Since the coating liquid that includes the resin crosslinking agent is free from the scorching and resultant gelation, the semi-conductive roll does not suffer from surface defects due to agglomerates which would be formed by gelation of the coating liquid even if the coating liquid is recycled or reused. Accordingly, the present semi-conductive roll enjoys high economy and high productivity.

Claims

1. A semi-conductive roll comprising a shaft, a low-hardness base layer formed on an outer circumferential surface of said shaft, and a coating layer formed by coating radially outwardly of said low-hardness base layer, said coating layer comprising one of a rubber material and an elastomer material that is crosslinked by at least one thermosetting resin crosslinking agent having one of an aromatic ring structure and a heterocyclic structure, said at least one thermosetting resin crosslinking agent comprising one of a phenol-formaldehyde resin of a resol type and a xylene-formaldehyde resin of a resol type.

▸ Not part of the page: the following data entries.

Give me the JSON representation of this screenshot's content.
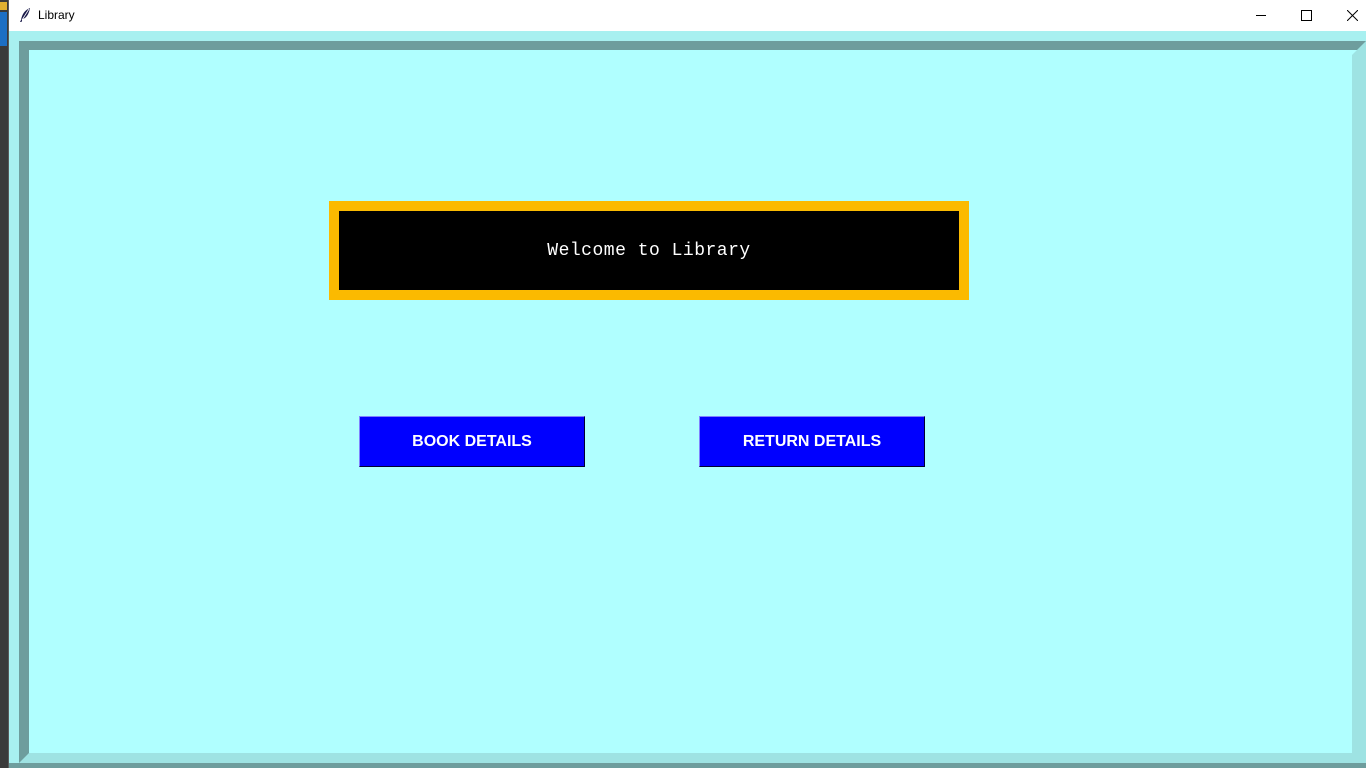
{
  "window": {
    "title": "Library",
    "controls": {
      "minimize": "minimize-icon",
      "maximize": "maximize-icon",
      "close": "close-icon"
    }
  },
  "main": {
    "welcome_text": "Welcome to Library",
    "buttons": {
      "book_details": "BOOK DETAILS",
      "return_details": "RETURN DETAILS"
    }
  },
  "colors": {
    "background": "#b0ffff",
    "welcome_border": "#fbba00",
    "welcome_fill": "#000000",
    "button_fill": "#0000ff",
    "button_text": "#ffffff"
  }
}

2. The semi-conductive roll according to claim 1, wherein said at least one thermosetting resin crosslinking agent is included in an amount of 1-60 parts by weight per 100 parts by weight of a total amount of said thermosetting resin crosslinking agent and said at least one of said rubber material and said elastomer material.

3. The semi-conductive roll according to claim 1, wherein said at least one thermosetting resin crosslinking agent is included in an amount of 10-50 parts by weight per 100 parts by weight of a total amount of said thermosetting resin crosslinking agent and said at least one of said rubber material and said elastomer material.

4. The semi-conductive roll according to claim 1, wherein said rubber material is an acrylonitrile-butadiene rubber having an acrylonitrile content of at least 30%.

5. The semi-conductive roll according to claim 1, wherein said coating layer has a volume resistivity in a range of 1×10³−1×10¹² Ω·cm.

6. The semi-conductive roll according to claim 1, wherein said coating layer has a thickness in a range of 1-200 μm.

7. The semi-conductive roll according to claim 1, wherein said low-hardness base layer comprises a solid elastic body.

8. The semi-conductive roll according to claim 1, wherein said low-hardness base layer comprises a foamed elastic body.

9. The semi-conductive roll according to claim 1, wherein said low-hardness base layer has JJS-A hardness in a range of 5°-50°.

10. The semi-conductive roll according to claim 1, wherein said low-hardness base layer comprises at least one electrically conductive agent such that said low-hardness base layer exhibits electrical conductivity.